I had to get up. The moment had come and gone. I’d thrown my heart into the ring and it had been returned slightly battered and a bit bruised.

‘I thought it would be . . .’

‘Romantic?’

‘Yes, sort of.’

‘Well it isn’t, Ed, it’s just . . . I can’t believe you sometimes.’

‘What? What have I done?’

I was completely flabbergasted. I was hoping to get engaged and in my head I imagined an emphatic ‘yes!’ or at the very least a ‘maybe we should wait until I get back’, but I definitely didn’t anticipate anger. ‘It’s emotional blackmail. Get a ring on my finger and I won’t be able to leave on my stupid trip. Was that your big plan?’

‘No, Kate, of course not.
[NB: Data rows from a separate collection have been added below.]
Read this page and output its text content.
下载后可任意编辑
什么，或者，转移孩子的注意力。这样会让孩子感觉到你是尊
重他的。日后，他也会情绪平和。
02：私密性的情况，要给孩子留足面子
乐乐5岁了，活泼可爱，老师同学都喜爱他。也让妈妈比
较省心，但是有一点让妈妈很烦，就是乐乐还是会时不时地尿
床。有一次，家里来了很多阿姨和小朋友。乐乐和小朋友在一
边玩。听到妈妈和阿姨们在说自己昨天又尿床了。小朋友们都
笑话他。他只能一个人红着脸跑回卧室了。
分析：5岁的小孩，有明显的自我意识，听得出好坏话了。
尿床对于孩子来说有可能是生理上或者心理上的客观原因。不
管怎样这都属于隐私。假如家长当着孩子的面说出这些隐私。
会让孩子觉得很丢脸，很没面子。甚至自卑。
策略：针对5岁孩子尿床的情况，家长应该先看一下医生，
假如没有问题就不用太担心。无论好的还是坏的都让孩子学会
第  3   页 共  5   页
I didn’t want you to leave without knowing how I felt.’

‘But why now and why here? It just doesn’t make sense.’

It felt at that moment like nothing really made sense any more. The girl I loved was taking off for six months on a trip that didn’t make any sense. We were standing outside in the freezing cold arguing over a marriage proposal that perhaps didn’t make any sense. I was twenty-nine, almost thirty, and for the first time in as long as I could remember, my life didn’t make any sense.

‘I’m sorry, just forget it,’ I said and I walked back inside.

Jack

Dad died of a heart attack when I was fifteen. Up until that point in his life he’d been healthy, but one day, while Mum and I were out shopping, he had a massive heart attack and that was it. He was gone.

I loved and admired my father. He was a brilliant dad and an amazing man. In his younger days he had excelled at sport and played cricket for his state. In his twenties he started a thriving real estate business and we lived in a large house in Sydney and had everything we wanted. I idolised him. I wanted to be just like him and thought he’d always be there to set the example for me to follow. That was before his heart stopped, and after that I knew better. That’s the trouble when you lose someone at such an early age, it destroys the notion that people are around forever. I’d barely touched adulthood and already I was one parent down. It didn’t seem fair.